NetSpend Quietly Partners with PayPal on Prepaid

The prepaid card marketer NetSpend Corp. is teaming up with PayPal Inc. in a deal that has so far been the subject of little fanfare by either company.

NetSpend disclosed the five-year agreement to manage and process PayPal-branded prepaid cards in a one-paragraph 8-K filing with the Securities and Exchange Commission dated Oct. 28.

A spokeswoman for NetSpend declined to comment because she said the company is in a quiet period before its earnings release, which is scheduled for Thursday. A spokeswoman for PayPal, a unit of eBay Inc., said only that it has not yet announced anything official.

Though few details are known, analysts expressed optimism about the deal's potential to attract new business to NetSpend.

"PayPal is a great brand and it's got a lot of exposure," says John Kraft, a senior research analyst with D.A. Davison & Co. It is "encouraging to see [NetSpend] broadening their footprint" through deals with companies like PayPal, he says.

The agreement also follows last month's distribution deal with convenience store chain 7-Eleven.

NetSpend, of Austin, Texas, has been ramping up expansion efforts after losing several crucial check-cashing distributors earlier in the year.
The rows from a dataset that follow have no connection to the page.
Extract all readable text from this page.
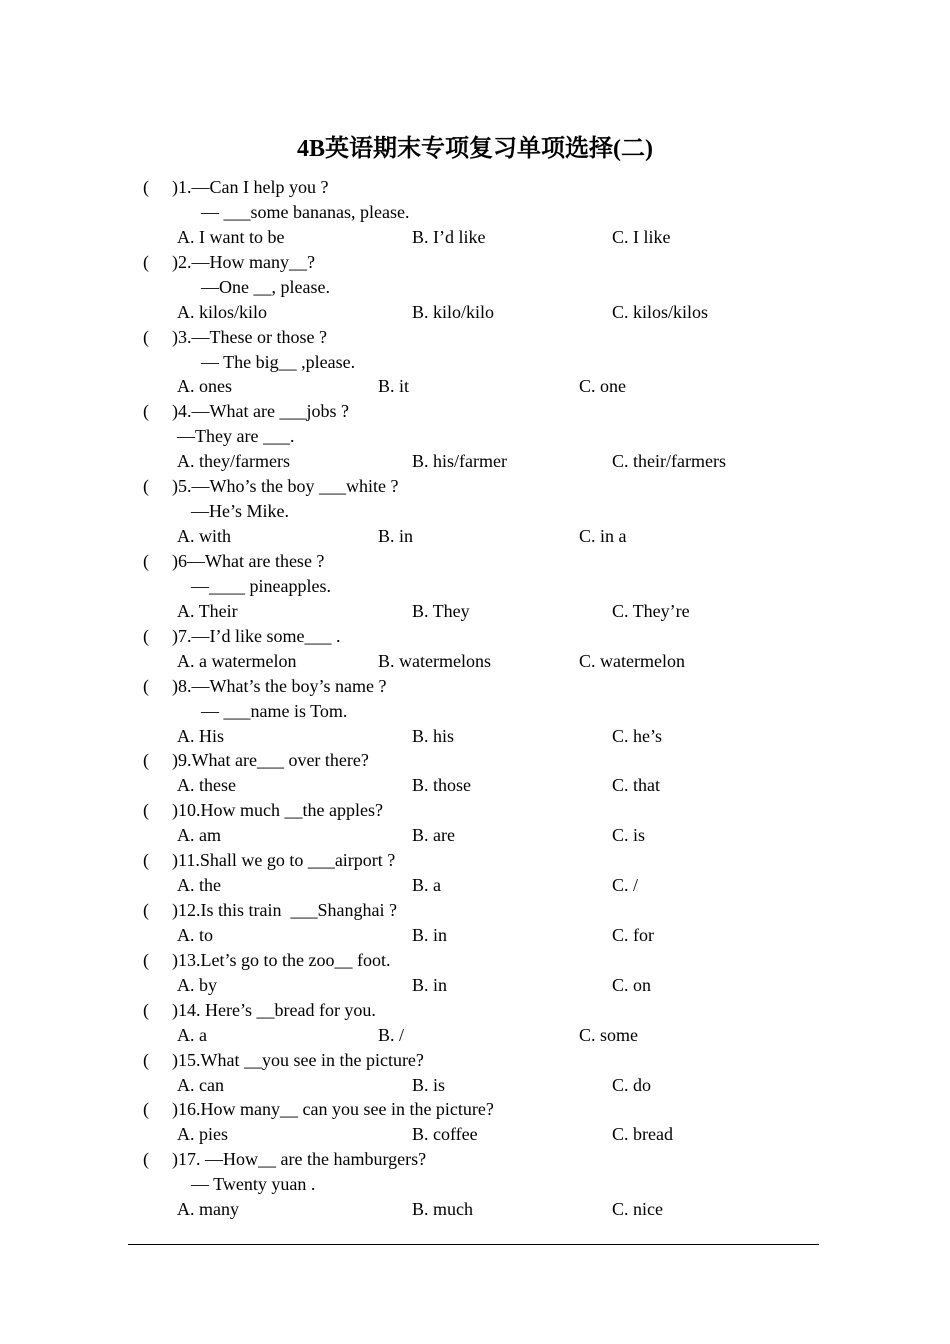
4B英语期末专项复习单项选择(二)
( )1.—Can I help you ?
— ___some bananas, please.
A. I want to be	B. I’d like	C. I like
( )2.—How many__?
—One __, please.
A. kilos/kilo	B. kilo/kilo	C. kilos/kilos
( )3.—These or those ?
— The big__ ,please.
A. ones	B. it	C. one
( )4.—What are ___jobs ?
—They are ___.
A. they/farmers	B. his/farmer	C. their/farmers
( )5.—Who’s the boy ___white ?
—He’s Mike.
A. with	B. in	C. in a
( )6—What are these ?
—____ pineapples.
A. Their	B. They	C. They’re
( )7.—I’d like some___ .
A. a watermelon	B. watermelons	C. watermelon
( )8.—What’s the boy’s name ?
— ___name is Tom.
A. His	B. his	C. he’s
( )9.What are___ over there?
A. these	B. those	C. that
( )10.How much __the apples?
A. am	B. are	C. is
( )11.Shall we go to ___airport ?
A. the	B. a	C. /
( )12.Is this train  ___Shanghai ?
A. to	B. in	C. for
( )13.Let’s go to the zoo__ foot.
A. by	B. in	C. on
( )14. Here’s __bread for you.
A. a	B. /	C. some
( )15.What __you see in the picture?
A. can	B. is	C. do
( )16.How many__ can you see in the picture?
A. pies	B. coffee	C. bread
( )17. —How__ are the hamburgers?
— Twenty yuan .
A. many	B. much	C. nice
The company has struggled to grow its business in line with competitors since it went public last October, even leading to rumors of a buyout.

NetSpend will "act as the exclusive (subject to certain limited exceptions) provider of program management and processing services for PayPal-branded open loop, general purpose reloadable prepaid cards in the United States," according to the Oct. 28 SEC filing.

The filing does not disclose any information about revenue-sharing or other financial arrangements between the two companies, leaving analysts uncertain of how big of a win the deal is for NetSpend.

"I've talked to a couple of investors who are really excited and others who are just not sure what this means," says Kraft.

The filing also notes that NetSpend has "agreed not to provide program management or processing services for prepaid cards marketed through retail channels by certain named competitors of PayPal."

Who exactly those named competitors are "will be my first question" for NetSpend, says Kraft. "I'd like to know who all that excludes."

Prepaid competitor Green Dot Corp. "also made their pitch for PayPal," Kraft says, citing his conversations with the Monrovia, Calif., company. But "they aren't going to be terribly upset, because they'll go after whoever PayPal would have restricted," he says.

PayPal's reasons for choosing NetSpend might be unclear, but the pairing makes more sense than the alternative, says Thomas McCrohan, a managing director at Janney Montgomery Scott.

A deal with Green Dot "would be an awkward relationship" for PayPal because both companies "market cards to retail buyers," meaning the two are more like competitors, he says. NetSpend, by contrast, distributes its cards through check-cashing stores and other such locations that are generally off PayPal's radar.